A: For each carrier an agent plans to market, the agent must complete that company’s annual certification process. It’s important to check with each company’s specific requirements, as processes may vary. Each company may also have a different notification method to inform an agent that they’re ready-to-sell, so checking on their specified system for confirmation is best. Ritter’s Certification Center can help to navigate some of these companies’ requirements.
Q: While running a website, can I reference a Medicare Advantage plan’s marketing materials and the trademarks of the companies I represent?
A: Agents cannot reference a specific Medicare Advantage or prescription drug plan’s marketing materials or use an insurance company’s trademark on their site. When a plan-specific or company-specific reference is used regarding a Medicare plan, it’s considered that company’s marketing material. It’s like forging a signature or fabricating a quote. If it wasn’t approved or provided by the company, it’s not OK to use it. Additionally, if an agent wants to reference any Medicare Advantage plan information or the insurance company logo on their website, the agent must work with the specific insurance company to obtain their prior approval.
Q: Can I reference Medicare Advantage or prescription drug plan info on direct mail marketing material?
A: No, for the same reasons specified in the answer to the previous question. Any time a plan-specific reference is made on marketing materials, it’s considered that company’s materials. CMS does allow brand promotion, but not specific product references, and prior approval of using the carrier’s logo or name is required.

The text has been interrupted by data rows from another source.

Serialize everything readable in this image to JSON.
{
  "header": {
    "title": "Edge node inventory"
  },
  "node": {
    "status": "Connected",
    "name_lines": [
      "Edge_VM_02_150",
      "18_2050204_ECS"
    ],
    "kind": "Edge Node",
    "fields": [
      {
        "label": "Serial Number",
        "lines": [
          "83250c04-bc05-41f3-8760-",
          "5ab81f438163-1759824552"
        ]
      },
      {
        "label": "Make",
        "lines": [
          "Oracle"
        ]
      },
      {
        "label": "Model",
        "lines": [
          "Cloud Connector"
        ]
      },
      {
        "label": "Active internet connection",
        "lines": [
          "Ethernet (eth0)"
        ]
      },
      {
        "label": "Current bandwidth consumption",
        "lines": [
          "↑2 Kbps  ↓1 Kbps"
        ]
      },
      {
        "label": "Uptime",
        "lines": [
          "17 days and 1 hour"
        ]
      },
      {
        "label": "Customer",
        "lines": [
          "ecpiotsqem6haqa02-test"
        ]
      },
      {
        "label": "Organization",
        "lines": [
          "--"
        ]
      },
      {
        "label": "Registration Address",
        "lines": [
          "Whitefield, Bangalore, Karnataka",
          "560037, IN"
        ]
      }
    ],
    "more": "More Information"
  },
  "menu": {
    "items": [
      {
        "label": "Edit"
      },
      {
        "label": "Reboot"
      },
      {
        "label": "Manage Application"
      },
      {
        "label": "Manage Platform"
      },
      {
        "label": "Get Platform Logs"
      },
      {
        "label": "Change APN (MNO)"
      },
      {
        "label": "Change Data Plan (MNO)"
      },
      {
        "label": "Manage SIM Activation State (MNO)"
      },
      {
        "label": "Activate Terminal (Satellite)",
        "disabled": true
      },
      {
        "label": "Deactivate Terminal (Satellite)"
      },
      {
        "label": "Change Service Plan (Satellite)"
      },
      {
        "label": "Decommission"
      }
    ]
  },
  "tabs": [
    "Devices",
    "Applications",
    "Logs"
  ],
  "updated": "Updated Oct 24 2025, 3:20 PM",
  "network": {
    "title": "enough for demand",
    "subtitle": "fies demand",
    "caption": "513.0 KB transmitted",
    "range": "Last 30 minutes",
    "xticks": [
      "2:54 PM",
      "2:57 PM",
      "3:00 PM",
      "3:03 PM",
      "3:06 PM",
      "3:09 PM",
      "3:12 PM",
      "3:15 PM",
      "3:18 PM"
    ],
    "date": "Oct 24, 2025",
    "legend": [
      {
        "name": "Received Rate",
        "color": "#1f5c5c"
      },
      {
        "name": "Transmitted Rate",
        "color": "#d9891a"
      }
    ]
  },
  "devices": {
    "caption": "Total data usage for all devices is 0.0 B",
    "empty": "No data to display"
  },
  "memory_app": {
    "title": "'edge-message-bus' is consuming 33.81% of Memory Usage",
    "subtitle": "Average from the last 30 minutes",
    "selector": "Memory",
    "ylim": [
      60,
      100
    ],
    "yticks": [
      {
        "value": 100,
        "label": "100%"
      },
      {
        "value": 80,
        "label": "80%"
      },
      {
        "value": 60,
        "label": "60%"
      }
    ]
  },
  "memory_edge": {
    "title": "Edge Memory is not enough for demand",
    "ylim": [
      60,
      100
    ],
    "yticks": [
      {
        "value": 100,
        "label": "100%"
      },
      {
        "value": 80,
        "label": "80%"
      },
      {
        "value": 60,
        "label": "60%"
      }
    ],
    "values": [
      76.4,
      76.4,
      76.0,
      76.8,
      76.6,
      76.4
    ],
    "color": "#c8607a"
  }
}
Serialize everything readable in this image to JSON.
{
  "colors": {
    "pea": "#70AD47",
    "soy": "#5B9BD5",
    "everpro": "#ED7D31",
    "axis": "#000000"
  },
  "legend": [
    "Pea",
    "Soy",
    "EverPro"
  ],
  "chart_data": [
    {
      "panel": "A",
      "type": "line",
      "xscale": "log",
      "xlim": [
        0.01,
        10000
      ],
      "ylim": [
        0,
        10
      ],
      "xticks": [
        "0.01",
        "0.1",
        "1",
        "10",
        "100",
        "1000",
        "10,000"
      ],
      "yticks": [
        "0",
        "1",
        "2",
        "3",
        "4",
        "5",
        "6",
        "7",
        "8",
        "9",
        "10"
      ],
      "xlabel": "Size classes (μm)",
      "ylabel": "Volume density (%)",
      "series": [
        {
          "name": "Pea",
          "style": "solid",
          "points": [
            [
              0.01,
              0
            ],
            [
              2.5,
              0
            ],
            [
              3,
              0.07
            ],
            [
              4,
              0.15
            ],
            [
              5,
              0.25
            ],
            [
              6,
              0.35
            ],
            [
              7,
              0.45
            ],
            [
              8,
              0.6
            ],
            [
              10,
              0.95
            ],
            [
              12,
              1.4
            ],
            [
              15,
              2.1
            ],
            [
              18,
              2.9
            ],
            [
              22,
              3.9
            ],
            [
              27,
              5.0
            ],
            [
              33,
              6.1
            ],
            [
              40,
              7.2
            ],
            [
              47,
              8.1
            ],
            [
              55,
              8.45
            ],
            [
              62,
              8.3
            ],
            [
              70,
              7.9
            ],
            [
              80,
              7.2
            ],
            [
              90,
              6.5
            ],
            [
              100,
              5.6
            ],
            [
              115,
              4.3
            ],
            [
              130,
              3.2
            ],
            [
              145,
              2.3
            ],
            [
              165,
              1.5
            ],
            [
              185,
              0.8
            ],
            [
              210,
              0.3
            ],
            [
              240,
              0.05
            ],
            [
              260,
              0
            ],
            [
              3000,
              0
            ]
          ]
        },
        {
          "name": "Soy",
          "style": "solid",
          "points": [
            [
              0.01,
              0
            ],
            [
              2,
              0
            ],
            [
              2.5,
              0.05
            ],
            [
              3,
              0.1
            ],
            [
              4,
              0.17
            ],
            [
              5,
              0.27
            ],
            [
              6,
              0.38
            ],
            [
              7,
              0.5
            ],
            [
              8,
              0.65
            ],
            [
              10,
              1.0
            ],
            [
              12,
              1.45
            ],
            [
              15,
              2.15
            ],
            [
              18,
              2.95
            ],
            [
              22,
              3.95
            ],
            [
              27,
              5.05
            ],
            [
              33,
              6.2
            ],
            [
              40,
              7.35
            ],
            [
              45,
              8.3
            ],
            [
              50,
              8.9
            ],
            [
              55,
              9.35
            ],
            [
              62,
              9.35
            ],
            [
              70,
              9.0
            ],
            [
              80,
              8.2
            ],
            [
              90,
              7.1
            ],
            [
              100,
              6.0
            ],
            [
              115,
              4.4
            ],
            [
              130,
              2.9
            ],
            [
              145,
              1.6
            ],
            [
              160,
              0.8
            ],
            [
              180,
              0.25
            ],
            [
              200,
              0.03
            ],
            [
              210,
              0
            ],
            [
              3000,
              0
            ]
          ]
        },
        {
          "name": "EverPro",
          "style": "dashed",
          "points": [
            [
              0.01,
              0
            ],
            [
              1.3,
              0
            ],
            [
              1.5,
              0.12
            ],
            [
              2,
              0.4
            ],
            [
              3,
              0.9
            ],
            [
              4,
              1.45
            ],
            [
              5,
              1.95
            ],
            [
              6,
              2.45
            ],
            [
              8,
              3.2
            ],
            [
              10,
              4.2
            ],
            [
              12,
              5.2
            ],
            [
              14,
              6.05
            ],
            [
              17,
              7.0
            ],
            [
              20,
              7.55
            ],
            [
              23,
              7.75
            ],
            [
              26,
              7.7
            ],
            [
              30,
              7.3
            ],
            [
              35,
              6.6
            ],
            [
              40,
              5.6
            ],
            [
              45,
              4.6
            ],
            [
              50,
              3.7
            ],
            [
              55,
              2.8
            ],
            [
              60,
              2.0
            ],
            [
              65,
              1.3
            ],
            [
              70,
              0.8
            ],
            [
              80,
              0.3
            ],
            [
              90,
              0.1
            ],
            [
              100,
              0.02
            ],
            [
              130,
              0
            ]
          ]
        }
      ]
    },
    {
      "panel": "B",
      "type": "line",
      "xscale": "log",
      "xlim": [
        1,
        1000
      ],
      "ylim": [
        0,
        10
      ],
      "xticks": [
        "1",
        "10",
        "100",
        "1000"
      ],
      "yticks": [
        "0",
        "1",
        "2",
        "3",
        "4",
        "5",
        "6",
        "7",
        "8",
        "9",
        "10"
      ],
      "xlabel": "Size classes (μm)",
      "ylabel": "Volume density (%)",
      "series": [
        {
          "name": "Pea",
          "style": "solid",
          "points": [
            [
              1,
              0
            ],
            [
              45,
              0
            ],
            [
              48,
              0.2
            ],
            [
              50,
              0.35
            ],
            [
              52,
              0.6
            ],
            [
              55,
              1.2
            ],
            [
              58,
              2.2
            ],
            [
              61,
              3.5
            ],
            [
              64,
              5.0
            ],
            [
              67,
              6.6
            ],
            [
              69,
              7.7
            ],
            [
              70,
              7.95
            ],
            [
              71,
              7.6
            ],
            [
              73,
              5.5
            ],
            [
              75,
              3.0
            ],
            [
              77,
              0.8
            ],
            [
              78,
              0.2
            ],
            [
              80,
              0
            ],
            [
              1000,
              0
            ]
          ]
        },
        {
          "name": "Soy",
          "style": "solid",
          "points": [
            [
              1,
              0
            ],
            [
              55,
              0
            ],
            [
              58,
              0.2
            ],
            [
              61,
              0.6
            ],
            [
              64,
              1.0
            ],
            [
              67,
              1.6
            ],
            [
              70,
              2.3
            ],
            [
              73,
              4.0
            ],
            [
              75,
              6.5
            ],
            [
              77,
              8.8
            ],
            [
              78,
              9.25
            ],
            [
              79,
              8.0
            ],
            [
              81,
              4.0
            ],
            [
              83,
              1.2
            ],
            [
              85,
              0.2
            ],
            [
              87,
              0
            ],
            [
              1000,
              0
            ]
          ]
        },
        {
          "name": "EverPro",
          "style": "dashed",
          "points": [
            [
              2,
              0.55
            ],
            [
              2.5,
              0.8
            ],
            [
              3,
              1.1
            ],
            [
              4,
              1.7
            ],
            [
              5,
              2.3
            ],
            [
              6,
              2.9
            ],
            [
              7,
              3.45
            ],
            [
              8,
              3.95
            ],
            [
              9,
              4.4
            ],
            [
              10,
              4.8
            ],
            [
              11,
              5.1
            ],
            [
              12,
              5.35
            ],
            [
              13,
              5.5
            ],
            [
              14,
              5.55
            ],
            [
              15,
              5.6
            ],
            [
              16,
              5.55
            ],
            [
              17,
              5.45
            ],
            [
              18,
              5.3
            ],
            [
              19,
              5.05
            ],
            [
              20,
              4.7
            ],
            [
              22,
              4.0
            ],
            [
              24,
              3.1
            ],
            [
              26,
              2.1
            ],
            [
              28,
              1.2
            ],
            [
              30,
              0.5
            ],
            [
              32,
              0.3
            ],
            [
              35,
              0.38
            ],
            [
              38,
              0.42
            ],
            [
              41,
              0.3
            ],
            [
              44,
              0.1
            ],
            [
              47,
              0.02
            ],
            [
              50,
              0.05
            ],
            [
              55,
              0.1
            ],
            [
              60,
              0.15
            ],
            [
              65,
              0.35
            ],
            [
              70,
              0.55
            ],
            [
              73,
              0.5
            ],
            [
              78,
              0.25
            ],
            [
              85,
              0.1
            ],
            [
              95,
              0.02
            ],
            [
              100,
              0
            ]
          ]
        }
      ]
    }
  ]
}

It is possible, though, to use a specific company’s pre-approved marketing materials. Note that generic direct mail marketing material without any plan or company-specific information does not require prior approval, provided all other marketing guidelines are met.
Q: Can I say “Medicare” on my marketing materials?
A: According to Section 1140 of the Social Security Act, it’s forbidden to use the words or symbols including “Medicare,” “Centers for Medicare & Medicaid Services,” “Department of Health and Human Services,” or “Health & Human Services” in a way that would indicate the approval, endorsement, or authorization of Medicare or any other government agency. Additionally, agents shouldn’t use the word “Medicare” on their business card in any fashion that suggests they represent Medicare, like putting the words “expert,” or “specialist” behind it.